Reliance Globalcom, a leading global provider of international wholesale telecom services with a presence in high growth emerging and developed markets, on Tuesday announced that it is upgrading its European Network with coherent 100G technology.
Reliance Globalcom, which boasts international subsea cable assets spanning over 73,000 Route Kilometres, will be using Ciena's 6500 Packet Optical Platform and WaveLogic coherent optical processors to deploy the 100G network.
Part of the European network connecting Marseilles, London, Paris and Frankfurt is planned to be upgraded with 100G wavelength technology by end of 2012.
The upgraded network will enable the company to support the surge in high-bandwidth intensive applications that encompasses cloud computing, video conferencing, business continuity/disaster recovery, data centre connectivity and storage area networking, in addition to ever increasing Internet traffic.

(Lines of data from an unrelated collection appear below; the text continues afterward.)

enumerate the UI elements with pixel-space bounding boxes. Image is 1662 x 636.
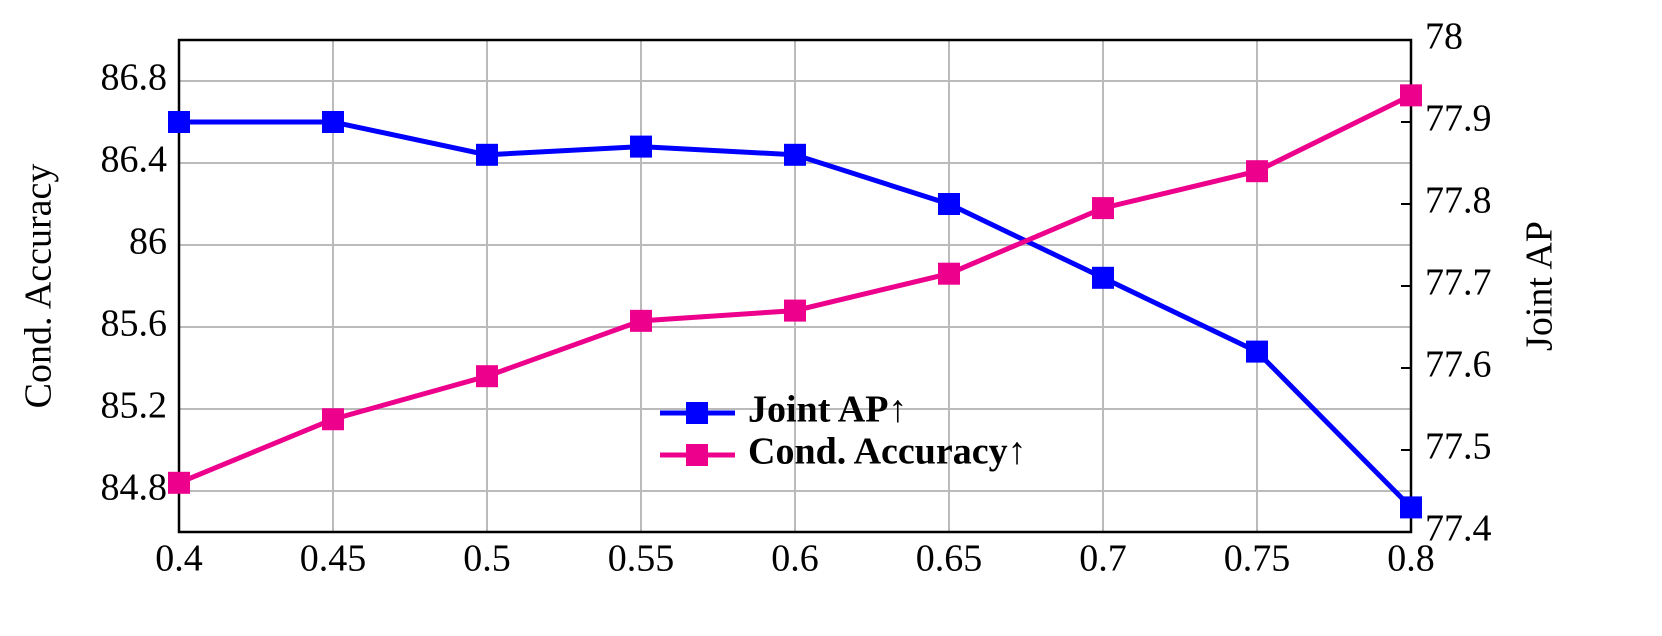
y-tick-label: 85.6 — [101, 303, 168, 345]
x-tick-label: 0.8 — [1387, 538, 1435, 580]
y-tick-label: 86 — [129, 221, 167, 263]
plot-frame — [177, 38, 1413, 534]
y-tick-label: 86.4 — [101, 139, 168, 181]
legend-label: Cond. Accuracy↑ — [748, 431, 1027, 473]
y2-tick-label: 77.9 — [1425, 98, 1492, 140]
marker — [1092, 266, 1114, 289]
marker — [1092, 197, 1114, 220]
marker — [630, 309, 652, 332]
marker — [1400, 496, 1422, 519]
marker — [784, 299, 806, 322]
y-tick-label: 85.2 — [101, 385, 168, 427]
marker — [322, 111, 344, 133]
x-tick-label: 0.75 — [1224, 538, 1291, 580]
x-tick-label: 0.4 — [155, 538, 203, 580]
legend-marker — [686, 444, 708, 466]
y2-axis-label: Joint AP — [1519, 221, 1561, 351]
y-tick-label: 84.8 — [101, 467, 168, 509]
x-tick-label: 0.6 — [771, 538, 819, 580]
marker — [476, 365, 498, 388]
marker — [938, 262, 960, 285]
marker — [168, 111, 190, 133]
y-tick-label: 86.8 — [101, 57, 168, 99]
marker — [1246, 160, 1268, 183]
y2-tick-label: 77.7 — [1425, 262, 1492, 304]
x-tick-label: 0.7 — [1079, 538, 1127, 580]
y2-tick-label: 78 — [1425, 16, 1463, 58]
marker — [630, 135, 652, 158]
marker — [938, 193, 960, 215]
legend-label: Joint AP↑ — [748, 389, 907, 431]
marker — [168, 471, 190, 494]
marker — [322, 408, 344, 431]
y2-tick-label: 77.5 — [1425, 426, 1492, 468]
y2-tick-label: 77.8 — [1425, 180, 1492, 222]
marker — [476, 143, 498, 166]
legend: Joint AP↑Cond. Accuracy↑ — [660, 389, 1027, 473]
x-tick-label: 0.45 — [300, 538, 367, 580]
y-axis-label: Cond. Accuracy — [18, 164, 60, 409]
legend-marker — [686, 402, 708, 424]
x-tick-label: 0.5 — [463, 538, 511, 580]
marker — [1246, 340, 1268, 363]
marker — [784, 143, 806, 166]
x-tick-label: 0.65 — [916, 538, 983, 580]
y2-tick-label: 77.6 — [1425, 344, 1492, 386]
y2-tick-label: 77.4 — [1425, 508, 1492, 550]
x-tick-label: 0.55 — [608, 538, 675, 580]
marker — [1400, 84, 1422, 107]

The new 100G technology enables Reliance Globalcom to send up to 2.5 times more data over its existing fiber network with 40G technology, reduces the overall cost per Terabit on its network, and enables tighter integration with its recently deployed Terabit Internet routers at higher capacities while providing improved granularity.

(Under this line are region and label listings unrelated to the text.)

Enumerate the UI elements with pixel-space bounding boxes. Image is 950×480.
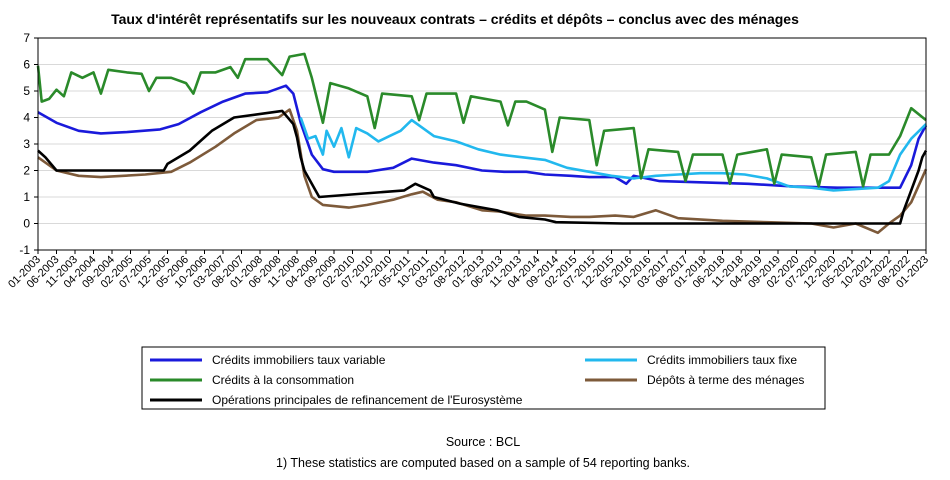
plot-area: 76543210-101-200306-200311-200304-200409… bbox=[6, 31, 931, 291]
source-note: Source : BCL bbox=[446, 435, 520, 449]
series-line-2 bbox=[299, 117, 927, 192]
chart-title: Taux d'intérêt représentatifs sur les no… bbox=[111, 11, 799, 27]
legend-label: Crédits immobiliers taux variable bbox=[212, 353, 386, 367]
legend-label: Dépôts à terme des ménages bbox=[647, 373, 804, 387]
y-tick-label: 1 bbox=[23, 190, 30, 204]
series-line-3 bbox=[36, 52, 927, 188]
legend-box bbox=[141, 346, 826, 410]
plot-border bbox=[37, 37, 927, 251]
series-line-1 bbox=[37, 84, 928, 189]
y-tick-label: 7 bbox=[23, 31, 30, 45]
series-line-5 bbox=[37, 109, 928, 225]
legend-label: Opérations principales de refinancement … bbox=[212, 393, 523, 407]
y-tick-label: 6 bbox=[23, 58, 30, 72]
y-tick-label: -1 bbox=[19, 243, 30, 257]
footnote: 1) These statistics are computed based o… bbox=[276, 456, 690, 470]
legend-label: Crédits à la consommation bbox=[212, 373, 354, 387]
y-tick-label: 0 bbox=[23, 217, 30, 231]
legend: Crédits immobiliers taux variable Crédits… bbox=[141, 346, 826, 410]
y-tick-label: 4 bbox=[23, 111, 30, 125]
y-tick-label: 3 bbox=[23, 137, 30, 151]
legend-label: Crédits immobiliers taux fixe bbox=[647, 353, 797, 367]
y-tick-label: 5 bbox=[23, 84, 30, 98]
y-tick-label: 2 bbox=[23, 164, 30, 178]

"The 100G deployment will enable significant bandwidth scalability, flexibility, and improved performance, while reducing the overall costs for our customers", said Punit Garg, president and CEO, Reliance Globalcom.

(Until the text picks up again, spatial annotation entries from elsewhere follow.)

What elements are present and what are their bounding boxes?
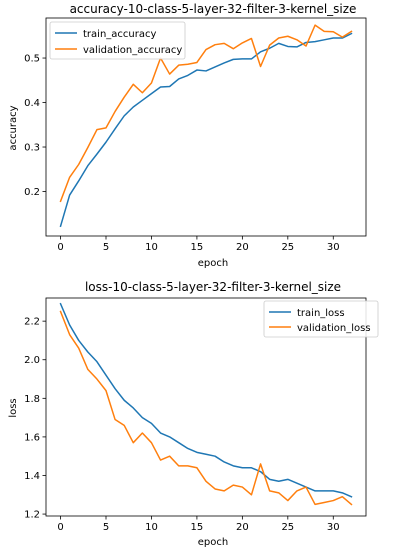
loss-ytick-label: 2.2 [24, 317, 40, 328]
accuracy-series-layer [59, 24, 353, 228]
loss-xtick-label: 0 [57, 522, 63, 533]
loss-legend-label-train: train_loss [297, 308, 345, 319]
loss-ylabel: loss [8, 398, 19, 417]
loss-ytick-label: 1.6 [24, 432, 40, 443]
loss-xtick-label: 10 [145, 522, 158, 533]
accuracy-title: accuracy-10-class-5-layer-32-filter-3-ke… [70, 2, 357, 16]
accuracy-xtick-label: 15 [191, 242, 204, 253]
loss-xtick-label: 30 [327, 522, 340, 533]
accuracy-ytick-label: 0.4 [24, 98, 40, 109]
accuracy-ytick-label: 0.5 [24, 54, 40, 65]
loss-ytick-label: 1.4 [24, 471, 40, 482]
accuracy-subplot: accuracy-10-class-5-layer-32-filter-3-ke… [8, 2, 367, 269]
accuracy-xtick-label: 25 [281, 242, 294, 253]
accuracy-ticks-layer: 0 5 10 15 20 25 30 0.2 0.3 0.4 0.5 [24, 54, 340, 253]
accuracy-legend: train_accuracy validation_accuracy [49, 21, 186, 60]
loss-subplot: loss-10-class-5-layer-32-filter-3-kernel… [8, 280, 379, 548]
accuracy-ytick-label: 0.3 [24, 143, 40, 154]
accuracy-xtick-label: 5 [103, 242, 109, 253]
loss-ticks-layer: 0 5 10 15 20 25 30 1.2 1.4 1.6 1.8 2.0 2.2 [24, 317, 340, 533]
loss-legend-box [263, 300, 379, 338]
loss-xlabel: epoch [198, 537, 228, 548]
loss-xtick-label: 25 [281, 522, 294, 533]
accuracy-xlabel: epoch [198, 258, 228, 269]
loss-xtick-label: 5 [103, 522, 109, 533]
accuracy-legend-box [49, 21, 186, 60]
loss-ytick-label: 1.8 [24, 394, 40, 405]
accuracy-xtick-label: 0 [57, 242, 63, 253]
loss-xtick-label: 20 [236, 522, 249, 533]
accuracy-xtick-label: 10 [145, 242, 158, 253]
loss-axes-frame [45, 297, 367, 517]
loss-title: loss-10-class-5-layer-32-filter-3-kernel… [85, 280, 341, 294]
accuracy-legend-label-train: train_accuracy [83, 29, 156, 40]
loss-series-line-validation_loss [59, 310, 353, 506]
loss-series-line-train_loss [59, 302, 353, 498]
accuracy-ytick-label: 0.2 [24, 187, 40, 198]
loss-series-layer [59, 302, 353, 506]
accuracy-xtick-label: 30 [327, 242, 340, 253]
accuracy-series-line-validation_accuracy [59, 24, 353, 203]
accuracy-legend-label-validation: validation_accuracy [83, 45, 182, 56]
loss-legend: train_loss validation_loss [263, 300, 379, 338]
accuracy-axes-frame [45, 17, 367, 237]
loss-ytick-label: 1.2 [24, 510, 40, 521]
loss-ytick-label: 2.0 [24, 355, 40, 366]
loss-xtick-label: 15 [191, 522, 204, 533]
accuracy-ylabel: accuracy [8, 105, 19, 150]
accuracy-xtick-label: 20 [236, 242, 249, 253]
loss-legend-label-validation: validation_loss [297, 323, 371, 334]
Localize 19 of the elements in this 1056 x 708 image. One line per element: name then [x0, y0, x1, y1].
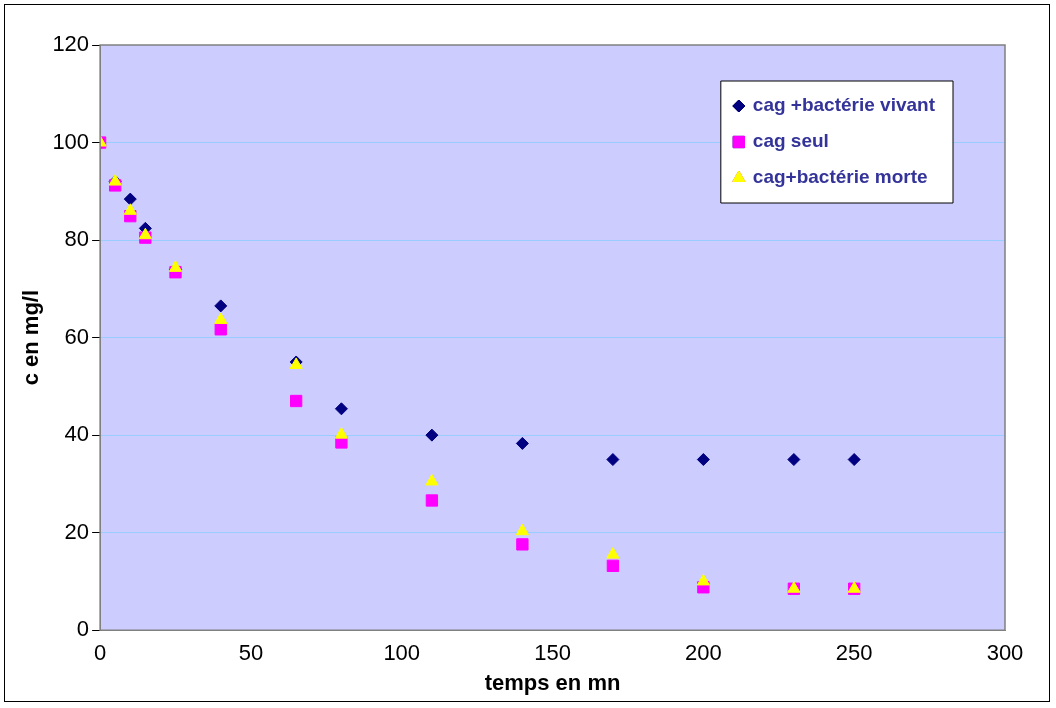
legend-label: cag +bactérie vivant: [752, 94, 936, 116]
y-tick-label: 0: [76, 616, 90, 642]
y-tick-label: 100: [52, 128, 90, 154]
x-tick-label: 100: [383, 640, 421, 666]
legend-label: cag seul: [752, 130, 829, 152]
x-tick-label: 200: [685, 640, 722, 666]
y-tick-label: 60: [64, 323, 90, 349]
x-tick-label: 250: [835, 640, 873, 666]
y-tick-label: 40: [64, 421, 90, 447]
x-tick-label: 50: [238, 640, 264, 666]
x-tick-label: 0: [93, 640, 107, 666]
y-axis-title: c en mg/l: [18, 289, 44, 386]
y-tick-label: 20: [64, 518, 90, 544]
x-axis-title: temps en mn: [484, 669, 621, 695]
y-tick-label: 120: [52, 31, 90, 57]
y-tick-label: 80: [64, 226, 90, 252]
x-tick-label: 150: [534, 640, 571, 666]
x-tick-label: 300: [986, 640, 1024, 666]
legend-label: cag+bactérie morte: [752, 166, 928, 188]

"Last year Reliance Globalcom had installed Ciena's 6500 platform with 40G technology on its European terrestrial backhaul network. Now 100G technology will be added to the existing network so that 40G and 100G channels run along the same fibre allowing us to support the delivery of next-generation services to our customers."
"We are building and expanding our network, not only to cater and address growing demand for high-speed data services today, but also for the future. This will strengthen our leadership position and further differentiate our network capabilities", he further added.